How to Become a Practitioner of Integrative Medicine
Dr. Steven Hall, residency trained family practice M.D., who integrated natural medicine and alternative methods of healing into his practice over 20 years ago, spoke with Allied Health World to tell of the journey that led him to establish his Integral Medical practice:
Steps to becoming a practitioner of Integrative medicine:
- Pursue a formal medical degree, osteopathy degree, doctor of naturopathy degree, or nursing certificate by first taking related courses in physiology, biology, chemistry, anatomy, kinesiology, etc.
- Gain exposure to both ancient and newly developed alternative approaches to health and wellness to become familiar with the known concepts of healing. This would include the various forms of bodywork.
- Adopt an Integral Worldview that is accepting of all known concepts of healing, both alternative and conventional.
- Explore different forms of complimentary and alternative bodywork. Find the ones that you have a natural affinity and propensity for.
- Pursue a certificate program in massage and bodywork through massage therapy or integrative medicine schools to develop mastery of your chosen bodywork modality.
Why integrative medicine?
For Dr. Hall, embracing the idea of integrative medicine so as to ultimately establish an Integral Medical practice of his own was a journey that began early in his career. It was shortly after med school at a time when he was practicing conventional medicine exclusively in his family practice. It was both an affinity for the idea of integrating all known concepts of healing into his practice, and a frustration at the limitations of conventional medicine that inspired Dr. Hall to pursue Integral Medicine.

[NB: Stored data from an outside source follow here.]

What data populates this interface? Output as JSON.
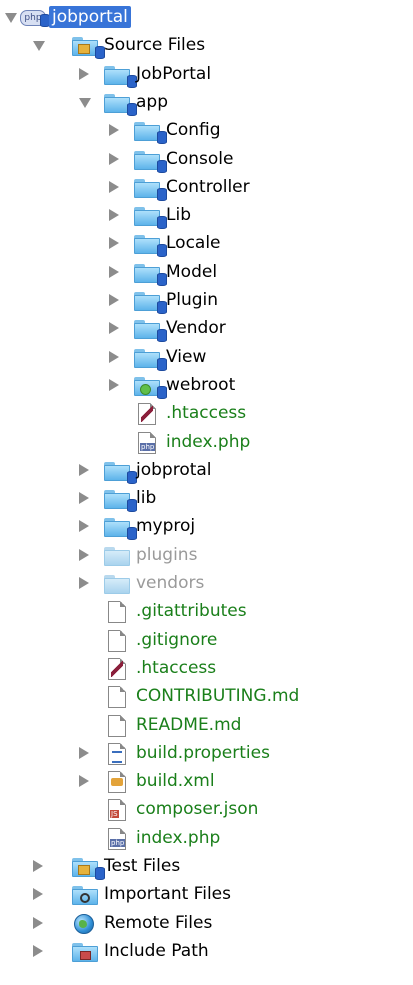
{
  "tree": [
    {
      "label": "jobportal",
      "icon": "php-project-icon",
      "twisty": "expanded",
      "level": 0,
      "style": "selected",
      "interactable": true
    },
    {
      "label": "Source Files",
      "icon": "source-folder-icon",
      "twisty": "expanded",
      "level": 1,
      "style": "normal"
    },
    {
      "label": "JobPortal",
      "icon": "folder-icon",
      "twisty": "collapsed",
      "level": 2,
      "style": "normal"
    },
    {
      "label": "app",
      "icon": "folder-icon",
      "twisty": "expanded",
      "level": 2,
      "style": "normal"
    },
    {
      "label": "Config",
      "icon": "folder-icon",
      "twisty": "collapsed",
      "level": 3,
      "style": "normal"
    },
    {
      "label": "Console",
      "icon": "folder-icon",
      "twisty": "collapsed",
      "level": 3,
      "style": "normal"
    },
    {
      "label": "Controller",
      "icon": "folder-icon",
      "twisty": "collapsed",
      "level": 3,
      "style": "normal"
    },
    {
      "label": "Lib",
      "icon": "folder-icon",
      "twisty": "collapsed",
      "level": 3,
      "style": "normal"
    },
    {
      "label": "Locale",
      "icon": "folder-icon",
      "twisty": "collapsed",
      "level": 3,
      "style": "normal"
    },
    {
      "label": "Model",
      "icon": "folder-icon",
      "twisty": "collapsed",
      "level": 3,
      "style": "normal"
    },
    {
      "label": "Plugin",
      "icon": "folder-icon",
      "twisty": "collapsed",
      "level": 3,
      "style": "normal"
    },
    {
      "label": "Vendor",
      "icon": "folder-icon",
      "twisty": "collapsed",
      "level": 3,
      "style": "normal"
    },
    {
      "label": "View",
      "icon": "folder-icon",
      "twisty": "collapsed",
      "level": 3,
      "style": "normal"
    },
    {
      "label": "webroot",
      "icon": "web-folder-icon",
      "twisty": "collapsed",
      "level": 3,
      "style": "normal"
    },
    {
      "label": ".htaccess",
      "icon": "htaccess-file-icon",
      "twisty": "none",
      "level": 3,
      "style": "green"
    },
    {
      "label": "index.php",
      "icon": "php-file-icon",
      "twisty": "none",
      "level": 3,
      "style": "green"
    },
    {
      "label": "jobprotal",
      "icon": "folder-icon",
      "twisty": "collapsed",
      "level": 2,
      "style": "normal"
    },
    {
      "label": "lib",
      "icon": "folder-icon",
      "twisty": "collapsed",
      "level": 2,
      "style": "normal"
    },
    {
      "label": "myproj",
      "icon": "folder-icon",
      "twisty": "collapsed",
      "level": 2,
      "style": "normal"
    },
    {
      "label": "plugins",
      "icon": "ignored-folder-icon",
      "twisty": "collapsed",
      "level": 2,
      "style": "gray"
    },
    {
      "label": "vendors",
      "icon": "ignored-folder-icon",
      "twisty": "collapsed",
      "level": 2,
      "style": "gray"
    },
    {
      "label": ".gitattributes",
      "icon": "text-file-icon",
      "twisty": "none",
      "level": 2,
      "style": "green"
    },
    {
      "label": ".gitignore",
      "icon": "text-file-icon",
      "twisty": "none",
      "level": 2,
      "style": "green"
    },
    {
      "label": ".htaccess",
      "icon": "htaccess-file-icon",
      "twisty": "none",
      "level": 2,
      "style": "green"
    },
    {
      "label": "CONTRIBUTING.md",
      "icon": "text-file-icon",
      "twisty": "none",
      "level": 2,
      "style": "green"
    },
    {
      "label": "README.md",
      "icon": "text-file-icon",
      "twisty": "none",
      "level": 2,
      "style": "green"
    },
    {
      "label": "build.properties",
      "icon": "properties-file-icon",
      "twisty": "collapsed",
      "level": 2,
      "style": "green"
    },
    {
      "label": "build.xml",
      "icon": "xml-file-icon",
      "twisty": "collapsed",
      "level": 2,
      "style": "green"
    },
    {
      "label": "composer.json",
      "icon": "json-file-icon",
      "twisty": "none",
      "level": 2,
      "style": "green"
    },
    {
      "label": "index.php",
      "icon": "php-file-icon",
      "twisty": "none",
      "level": 2,
      "style": "green"
    },
    {
      "label": "Test Files",
      "icon": "test-folder-icon",
      "twisty": "collapsed",
      "level": 1,
      "style": "normal"
    },
    {
      "label": "Important Files",
      "icon": "important-files-icon",
      "twisty": "collapsed",
      "level": 1,
      "style": "normal"
    },
    {
      "label": "Remote Files",
      "icon": "remote-files-globe-icon",
      "twisty": "collapsed",
      "level": 1,
      "style": "normal"
    },
    {
      "label": "Include Path",
      "icon": "include-path-icon",
      "twisty": "collapsed",
      "level": 1,
      "style": "normal"
    }
  ],
  "icon_tags": {
    "php": "php",
    "json": "JS"
  },
  "colors": {
    "selection": "#3874d8",
    "tracked_file_text": "#1a7f1a",
    "ignored_text": "#9a9a9a",
    "twisty": "#8c8c8c"
  }
}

Learn about integrative medicine degree programs from sponsored school:
Dr. Hall described some of the frustration that led him to adopt an Integral worldview: “In my day family practice meant you take care of the whole person and the whole family in the social network and the environmental network, and look at all those different variables. What I found in practice is that most family practice doctors weren’t doing that. What we were really trained to do in conventional medicine is treat symptoms. So you listen, find out what symptoms patients are having, give them a medication designed to suppress the symptom, then rush off to see the next patient. That was really unsatisfying to me because anybody that came in with any kind of complex issue that required you to actually stop and listen and think; that threw your whole schedule off. But those were the people that I was most interested in working with. What I needed was a way to get to the real root of the problem and not just treat the symptom.”
Dr. Hall went on to explain how he first began to explore alternative approaches to healing, “At first I thought maybe natural medicine had better answers than conventional medicine; they have a lot of good ways of treating things. What I found was the vast majority of natural practitioners are still treating symptoms. I looked into nutrition. I looked into herbs, homeopathy. I’ve read about Chinese medicine and Ayurvedic medicine. I looked at lots of different types of bodywork: chiropractic, osteopathy. I looked at a lot of different modalities that are out there and thought: How we can put them all together including conventional medicine.”
Thanks to pioneers like Dr. Hall, the next generation of natural health and healing art practitioners don’t have to take such a long road home. By helping to blaze the trail, Dr. Hall, and other like-minded MDs who have accepted an Integral Worldview, have demonstrated that conventional and alternative medicine can not only peacefully coexist, they can be complimentary to one another in providing the most well-rounded and universally wise approach to healing and wellness.